Jadi saya harus memperhatikan dan menggunakan gaya liturgi dari imam, keahliannya selama Misa, dan isi homili-nya, sebagai tanda luar dari keyakinan batiniahnya. (Hal ini terutama berlaku bagi imam-imam diosesan Novus Ordo) Apakah dia dengan khidmat mengucapkan kata-kata konsekrasi tanpa penambahan, pengurangan, atau perubahan? Apakah dia membungkuk? Apakah dia meninggikan Hosti dan piala? Apakah dia berlutut? Apakah dia dengan khidmat memakan Tubuh dan Darah Kristus? Apakah dia mengingatkan umat bahwa hanya mereka yang berada dalam keadaan rahmat yang boleh menerima Komuni? Apakah dia berkhotbah tentang hal-hal teologis? Apakah dia berkhotbah tentang kehidupan, kematian, Surga, dan neraka? Seperti inilah pastor yang saya inginkan agar keluarga saya memanggilnya ketika tiba waktunya bagi saya untuk menerima Sakramen Perminyakan.

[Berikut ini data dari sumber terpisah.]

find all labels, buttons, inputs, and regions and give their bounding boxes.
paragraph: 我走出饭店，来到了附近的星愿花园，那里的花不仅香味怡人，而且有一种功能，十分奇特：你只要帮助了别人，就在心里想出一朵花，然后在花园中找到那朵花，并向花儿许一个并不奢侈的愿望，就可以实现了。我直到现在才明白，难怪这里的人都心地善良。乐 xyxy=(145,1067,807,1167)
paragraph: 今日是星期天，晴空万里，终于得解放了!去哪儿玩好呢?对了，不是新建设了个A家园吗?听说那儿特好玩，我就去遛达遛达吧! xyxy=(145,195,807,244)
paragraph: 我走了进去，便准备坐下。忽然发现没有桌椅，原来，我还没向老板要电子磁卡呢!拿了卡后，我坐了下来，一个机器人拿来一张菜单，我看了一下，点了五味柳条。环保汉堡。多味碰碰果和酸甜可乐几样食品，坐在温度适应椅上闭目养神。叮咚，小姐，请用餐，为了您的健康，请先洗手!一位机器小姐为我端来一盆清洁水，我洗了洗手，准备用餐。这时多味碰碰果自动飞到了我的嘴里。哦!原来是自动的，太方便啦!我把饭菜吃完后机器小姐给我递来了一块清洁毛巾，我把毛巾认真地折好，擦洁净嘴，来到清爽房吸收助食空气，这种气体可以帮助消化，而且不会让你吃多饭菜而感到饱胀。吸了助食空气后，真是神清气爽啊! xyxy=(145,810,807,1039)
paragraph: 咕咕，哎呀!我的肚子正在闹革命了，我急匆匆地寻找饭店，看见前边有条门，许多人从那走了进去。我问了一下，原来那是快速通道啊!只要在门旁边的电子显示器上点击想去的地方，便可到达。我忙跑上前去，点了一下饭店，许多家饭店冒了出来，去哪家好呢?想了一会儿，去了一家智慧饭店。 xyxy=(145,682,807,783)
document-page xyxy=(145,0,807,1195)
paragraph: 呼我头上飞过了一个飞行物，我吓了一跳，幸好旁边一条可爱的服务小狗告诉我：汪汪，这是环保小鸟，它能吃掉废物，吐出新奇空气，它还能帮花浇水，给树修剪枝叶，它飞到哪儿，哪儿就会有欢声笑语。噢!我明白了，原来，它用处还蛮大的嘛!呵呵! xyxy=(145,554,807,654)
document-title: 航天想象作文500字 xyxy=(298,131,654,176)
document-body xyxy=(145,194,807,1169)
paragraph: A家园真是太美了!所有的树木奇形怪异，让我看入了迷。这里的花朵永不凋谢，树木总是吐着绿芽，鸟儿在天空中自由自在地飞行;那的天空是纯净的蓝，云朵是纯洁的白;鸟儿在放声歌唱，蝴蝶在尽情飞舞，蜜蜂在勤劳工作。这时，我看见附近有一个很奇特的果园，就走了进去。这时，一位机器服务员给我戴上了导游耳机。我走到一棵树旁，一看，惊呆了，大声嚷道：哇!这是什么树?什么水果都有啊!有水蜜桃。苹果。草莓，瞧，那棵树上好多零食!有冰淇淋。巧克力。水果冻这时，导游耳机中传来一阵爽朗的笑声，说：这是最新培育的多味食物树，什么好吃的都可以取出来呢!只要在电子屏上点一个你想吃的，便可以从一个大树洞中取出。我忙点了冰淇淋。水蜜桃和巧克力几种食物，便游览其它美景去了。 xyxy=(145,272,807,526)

Jika jawabannya "ya," maka saya mungkin telah menemukan seorang imam yang fantastis.

Untungnya, ada beberapa jalan pintas untuk mengidentifikasi seorang imam yang fantastis. Seorang imam yang dapat dan memang mempersembahkan Misa menurut Misale Romawi 1962 hampir dijamin bahwa dia percaya akan Kehadiran Nyata dari Yesus Kristus dan Misa sebagai kurban. Jadi saya mencari seorang imam yang memakai sebuah topi biretta. Itu adalah yang paling utama sebagai tanda kebajikan.